What is your suggestion or idea?

I do not have specific suggestions for this document because I do not agree with the concept of replacing the principles as I’ve known them since joining our congregation in 1985. While I realize It has been recommended we review the principles every so often, that doesn’t mean we have to change them. Somehow, I missed the boat in this process. One minute, our congregation was discussing whether to support an 8th principle (we did), and suddenly we began discussing an entirely different proposal. The 7 principles plus #8 are perfect, in my opinion. They are short but express beautifully the backbone of our religion. While we have no creed, we need something to explain our values. They do this. There is a hook. Marketing of our religion is important. They current principles fit on a bookmark or a business card. On the other hand, this new proposal is not well-written. I see no value in the continued wordsmithing of the document because it is unnecessary. The words themselves are nebulous and the explanations that follow are cumbersome. Forget this process, and keep the current 8 principles.

What is the reason for your amendment idea?

See above

Have you discussed this idea with your congregation or other UUs?

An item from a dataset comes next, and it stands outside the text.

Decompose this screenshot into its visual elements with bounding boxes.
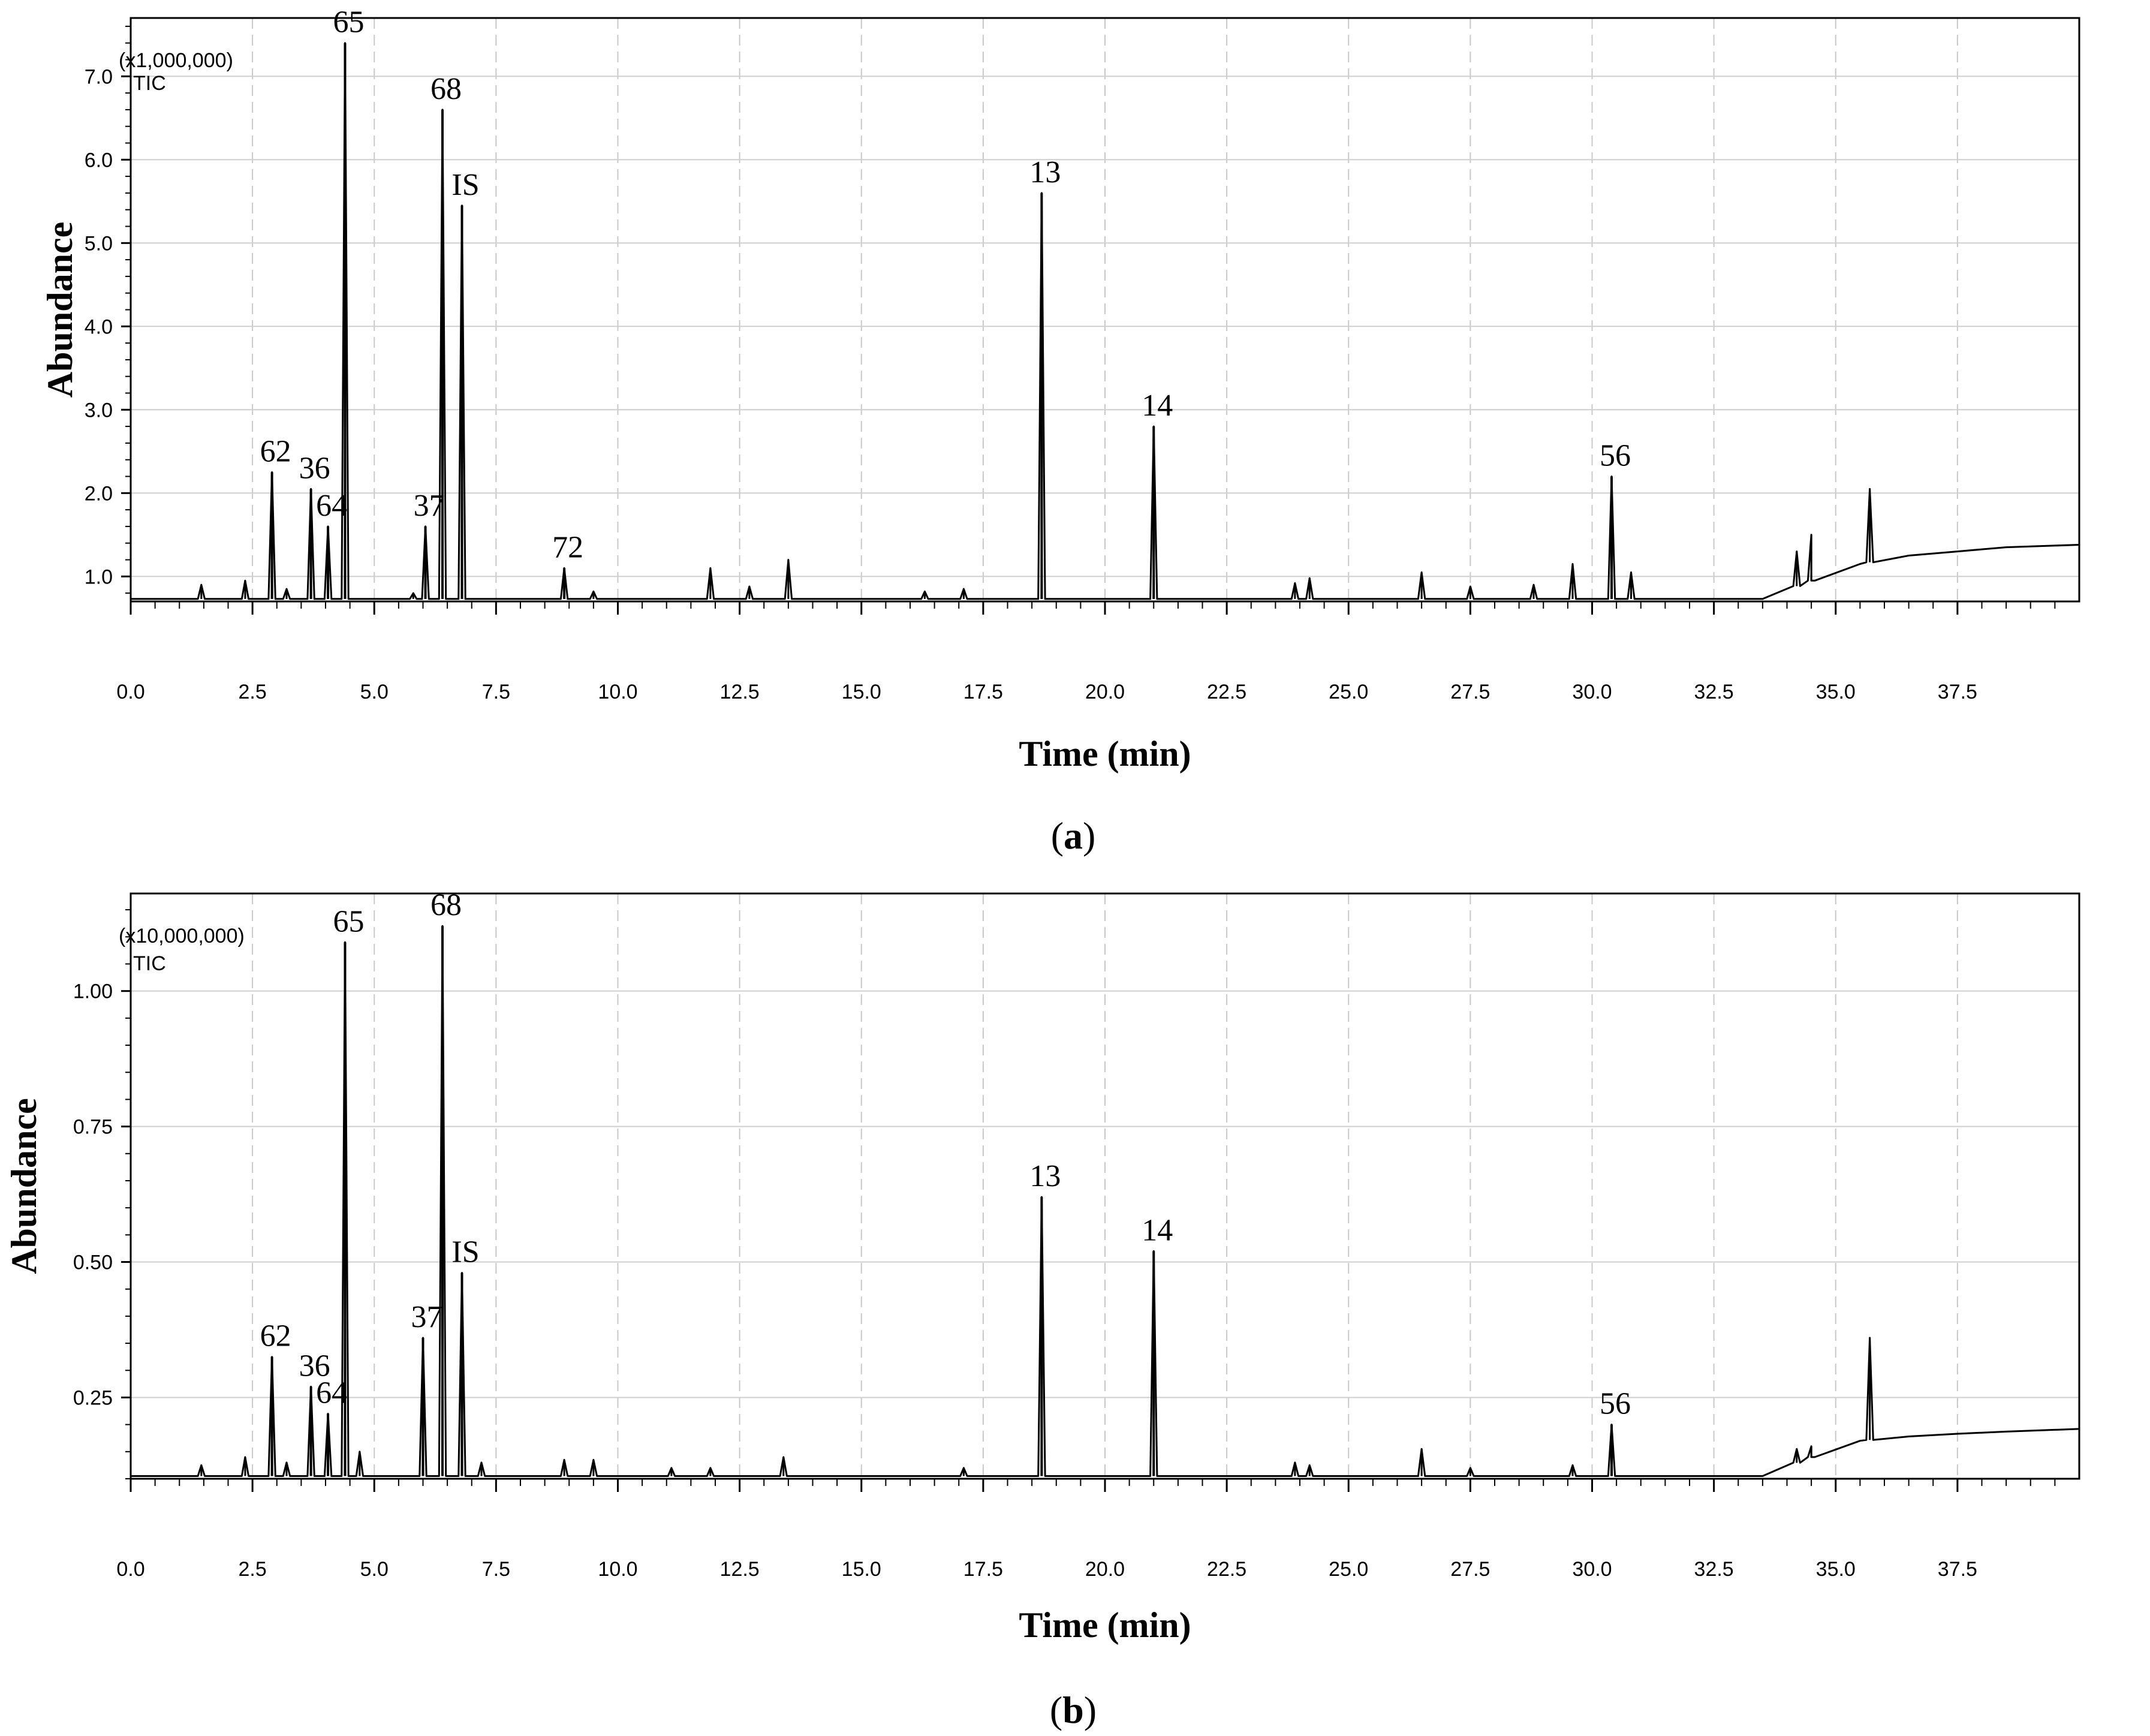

I have attended 2 discussion groups in our congregation. Both times, the attendees listened politely but then continued wordsmithing the new document.


I had the same experience of focusing on the 8th principle, which generated a lot of discussion in my Covenant Group, and then suddenly the revised Article II popped up in its place. I realize I’m not laser-focused on the doings of the UUA, but this was quite unsettling.

Yes, the whole top-down process hasn’t allowed for room to determine whether congregations are motivated to completly overhaul article II, much less build support for the range of changes. It bewilders me that the Commission didn’t first get a reading on what congregations think need to be changed.

The proposed values are nebulous and it’s hard to see how anyone would be drawn to them the way they’re written. They certainly don’t flow. Why is transformation a core value, but not reason which is a distinguishing characteristic of our faith tradition? And what made the comission change the purpose? This shift in relationship deserves to be considered as a significant topic by itself.